Chinese-founded fast fashion giant Shein confidentially filed for an initial public offering with the U.S. Securities and Exchange Commission on Nov. 27.
Shein is the largest fast-fashion retailer in the world, recognized for its trendy and affordable clothing products and its mission of bringing fashion into the modern era.
According to Bloomberg, Shein is aiming for a valuation of $80 to $90 billion, but was last valued at $66 billion in a private fundraising round in May, down from the $100 billion valuation it reached in April of 2022.
Despite this, the IPO is set to be one of the most significant debuts within the last decade, causing investors and analysts to believe it could kickstart a recovery in the IPO market.
Previously, the IPO market saw a surge in IPOs, leading investors and analysts to believe the market was recovering. However, the companies that went public — ARM Holdings, Instacart and Birkenstock Holdings — would receive an initial debut pop before underperforming in the coming weeks following their debuts.
Additionally, while the size of Singapore-based retailer’s IPO could send signals to other companies and usher a recovering IPO market, investors and analysts are concerned with the company’s ethical and geopolitical implications.
“They’ve opened more manufacturing centers in India and Brazil, and they’re really solidifying their U.S. footprint,” Brianne Lynch, head of market insights at EquityZen, said on an episode of Bloomberg Technology. “The U.S. is their largest market, forging partnerships with Forever 21 and others to create that brick-and-mortar presence. That being said, there is a lot of hair around this one. There’s concerns about their labor practices, their ties to China and other issues, so it will be interesting to see how investors think about this one.”
Mickey Drexler, CEO of Alex Mill and head of Drexler Ventures, questioned Shein’s sourcing, sustainability, quality — and especially how it sells products for so cheap — but expressed that the IPO could “be one of the most successful.”
Conditionally, Tyler Merritt — CEO of Nine Line Apparel — voiced concerns over Shein’s impacts on the American markets because the company reportedly used forced labor to make its products.
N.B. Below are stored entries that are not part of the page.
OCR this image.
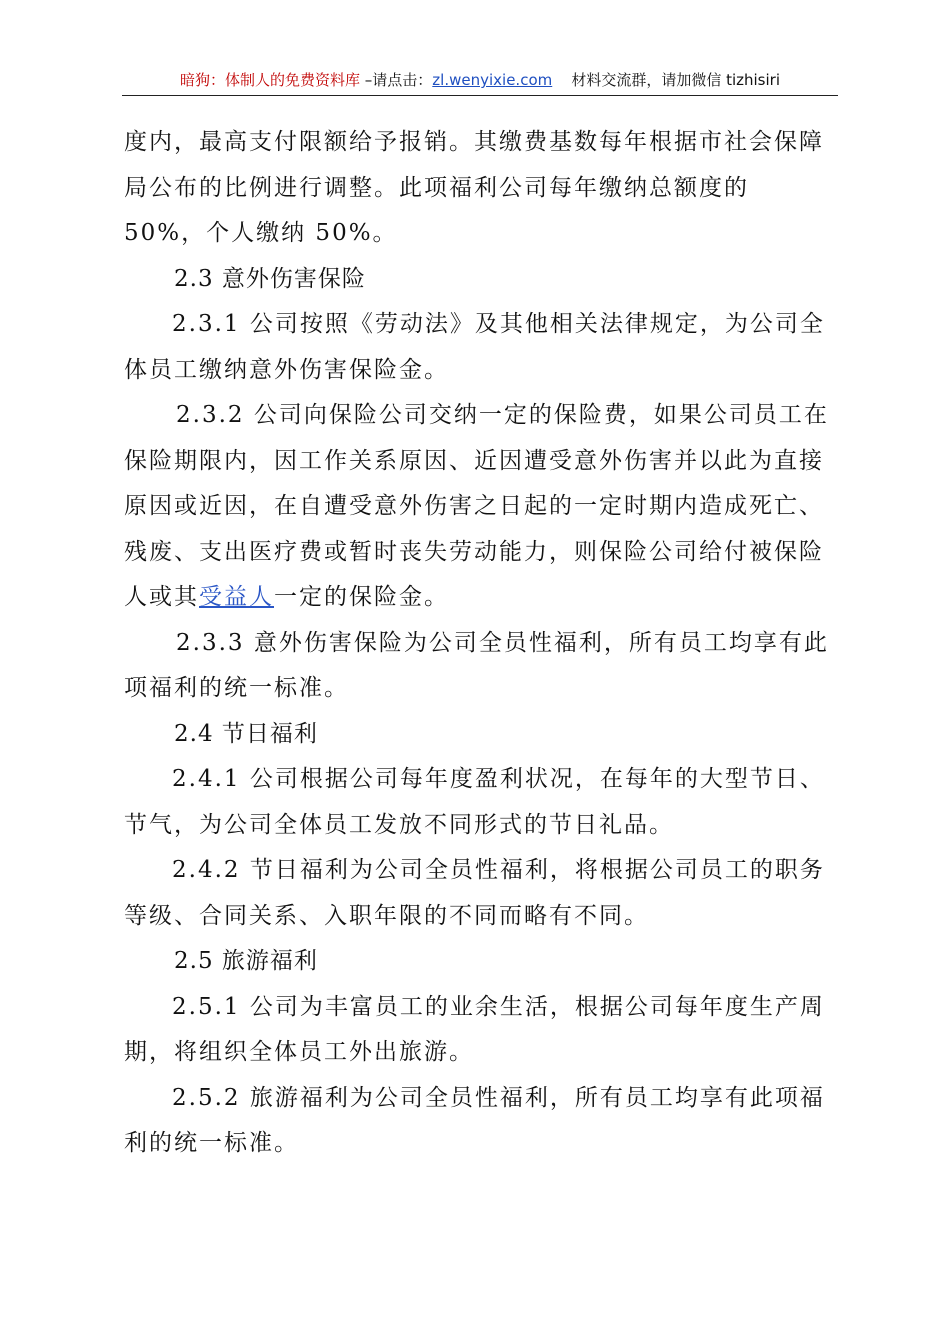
暗狗：体制人的免费资料库 –请点击：zl.wenyixie.com 材料交流群，请加微信 tizhisiri

度内，最高支付限额给予报销。其缴费基数每年根据市社会保障局公布的比例进行调整。此项福利公司每年缴纳总额度的50%，个人缴纳 50%。

2.3 意外伤害保险

2.3.1 公司按照《劳动法》及其他相关法律规定，为公司全体员工缴纳意外伤害保险金。

2.3.2 公司向保险公司交纳一定的保险费，如果公司员工在保险期限内，因工作关系原因、近因遭受意外伤害并以此为直接原因或近因，在自遭受意外伤害之日起的一定时期内造成死亡、残废、支出医疗费或暂时丧失劳动能力，则保险公司给付被保险人或其受益人一定的保险金。

2.3.3 意外伤害保险为公司全员性福利，所有员工均享有此项福利的统一标准。

2.4 节日福利

2.4.1 公司根据公司每年度盈利状况，在每年的大型节日、节气，为公司全体员工发放不同形式的节日礼品。

2.4.2 节日福利为公司全员性福利，将根据公司员工的职务等级、合同关系、入职年限的不同而略有不同。

2.5 旅游福利

2.5.1 公司为丰富员工的业余生活，根据公司每年度生产周期，将组织全体员工外出旅游。

2.5.2 旅游福利为公司全员性福利，所有员工均享有此项福利的统一标准。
Merritt noted that Shein is the “poster child for forced labor in the apparel market and its wreaking havoc on industries in the United States.”
Shein expressed it is “dedicated to operating in a responsible and ethical manner” and cited its zero-tolerance policy for forced labor, child labor and human trafficking, holding its suppliers accountable for ethically sourcing materials.
Shein faces scrutiny from the reports and will have to prove to the Securities and Exchange Commission in 2024 that it follows the ethical guidelines required to have a listing on a U.S. exchange .
“One of the biggest disadvantages of an IPO is disclosures and publicity,” David J. Kaufman, co-chair of Thompson Coburn LLP’s corporate and securities practice group, said on an episode of Bloomberg News. “There’s probably going to be a big lobbying effort about why they’re not using forced labor and where they source their cotton, and how all that is changing, with codes of conduct and inspection programs.”